Like I say though, the tower form factor hasn't made much sense for Apple to keep making it for at least a decade and it makes less sense now than ever with such efficient hardware. Apple has stated repeatedly their goal was always to make the hardware disappear, that's why the new iMacs are so compact. The Mac Pro has stuck around as an ugly wart on that goal for far longer than necessary and this was only due to the failings of Intel, Nvidia and AMD over the years. Now they can go it alone and build exactly the hardware they want.
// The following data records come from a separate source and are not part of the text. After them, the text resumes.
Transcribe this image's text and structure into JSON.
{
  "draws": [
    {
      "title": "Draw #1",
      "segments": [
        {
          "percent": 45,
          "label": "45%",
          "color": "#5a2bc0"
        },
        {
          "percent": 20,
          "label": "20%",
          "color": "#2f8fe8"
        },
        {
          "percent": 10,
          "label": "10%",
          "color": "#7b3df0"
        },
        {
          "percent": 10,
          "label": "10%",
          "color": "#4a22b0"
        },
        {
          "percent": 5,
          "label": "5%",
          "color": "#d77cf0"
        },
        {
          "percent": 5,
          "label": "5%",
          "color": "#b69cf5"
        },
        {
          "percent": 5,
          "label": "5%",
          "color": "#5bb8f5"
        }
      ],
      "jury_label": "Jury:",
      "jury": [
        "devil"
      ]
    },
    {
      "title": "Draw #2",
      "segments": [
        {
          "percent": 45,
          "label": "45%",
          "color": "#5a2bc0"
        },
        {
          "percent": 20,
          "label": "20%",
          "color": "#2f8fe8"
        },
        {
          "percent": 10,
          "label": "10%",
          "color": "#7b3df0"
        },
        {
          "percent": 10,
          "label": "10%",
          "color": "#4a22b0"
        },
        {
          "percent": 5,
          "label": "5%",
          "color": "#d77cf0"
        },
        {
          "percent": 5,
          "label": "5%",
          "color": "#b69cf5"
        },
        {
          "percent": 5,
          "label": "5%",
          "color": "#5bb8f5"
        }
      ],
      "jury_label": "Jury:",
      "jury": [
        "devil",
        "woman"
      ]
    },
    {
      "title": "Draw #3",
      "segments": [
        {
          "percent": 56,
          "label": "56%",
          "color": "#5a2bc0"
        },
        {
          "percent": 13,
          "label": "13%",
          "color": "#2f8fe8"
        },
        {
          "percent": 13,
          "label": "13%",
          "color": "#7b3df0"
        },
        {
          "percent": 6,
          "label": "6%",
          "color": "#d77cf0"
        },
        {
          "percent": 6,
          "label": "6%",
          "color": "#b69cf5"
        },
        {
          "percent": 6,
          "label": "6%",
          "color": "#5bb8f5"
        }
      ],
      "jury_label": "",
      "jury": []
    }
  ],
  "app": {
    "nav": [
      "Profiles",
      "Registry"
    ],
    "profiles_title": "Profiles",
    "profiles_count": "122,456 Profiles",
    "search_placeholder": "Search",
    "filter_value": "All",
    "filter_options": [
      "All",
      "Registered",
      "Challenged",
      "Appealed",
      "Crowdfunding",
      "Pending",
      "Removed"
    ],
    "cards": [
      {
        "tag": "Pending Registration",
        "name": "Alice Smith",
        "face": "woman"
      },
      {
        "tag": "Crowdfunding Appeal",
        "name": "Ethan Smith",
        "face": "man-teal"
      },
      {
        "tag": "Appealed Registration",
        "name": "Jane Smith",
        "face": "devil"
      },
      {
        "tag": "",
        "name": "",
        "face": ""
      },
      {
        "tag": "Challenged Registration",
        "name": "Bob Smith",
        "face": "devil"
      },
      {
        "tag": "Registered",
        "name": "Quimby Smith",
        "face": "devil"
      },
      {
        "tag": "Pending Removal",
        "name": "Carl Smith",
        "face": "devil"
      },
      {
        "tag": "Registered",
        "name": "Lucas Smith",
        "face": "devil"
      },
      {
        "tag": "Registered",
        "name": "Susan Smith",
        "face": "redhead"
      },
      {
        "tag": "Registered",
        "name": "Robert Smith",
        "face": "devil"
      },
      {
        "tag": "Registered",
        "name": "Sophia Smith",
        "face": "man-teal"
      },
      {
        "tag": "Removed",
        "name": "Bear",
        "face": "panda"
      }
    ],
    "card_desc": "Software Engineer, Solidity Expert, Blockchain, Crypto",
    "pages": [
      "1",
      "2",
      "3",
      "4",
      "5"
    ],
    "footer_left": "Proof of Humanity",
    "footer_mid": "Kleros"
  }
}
The assertion that "Apple can match that spec on Apple Silicon for over $12k less" (previously "as much as $12k" now "over $12k"?) is completely baseless as of now. Apple have no Apple Silicon product that can match that spec, and the products that they do have are not so much cheaper to justify anywhere near that kind of optimism.
caladanian said:Makes sense. Professionals don’t like experiments and like to wait for a well established matured technology before they shift horses.
The simple fact is that Apple is transitioning from Intel to ARM, and when they have all the parts ready and in place to make the transition for a Mac type they're going to fucking do it despite your foolish, anti-Apple, "professionals want real processors", derp derp argument.
So no, I'm not being anti-Apple, and nor am I saying "professionals want real processors". I'm saying that when it comes to businesses and making money, many people are risk averse, so Mac Pro customers in this area may appreciate seeing a bit more bedding in time with the M-series before they make the move. I have no idea how prevalent that thought is, but I'm sure it exists.
Note that Apple refreshed the PowerMac G5 in later 2005, after the Intel transition had started, and it was the final Mac to be updated, probably precisely to give a similar kind of assurance that the platform was good.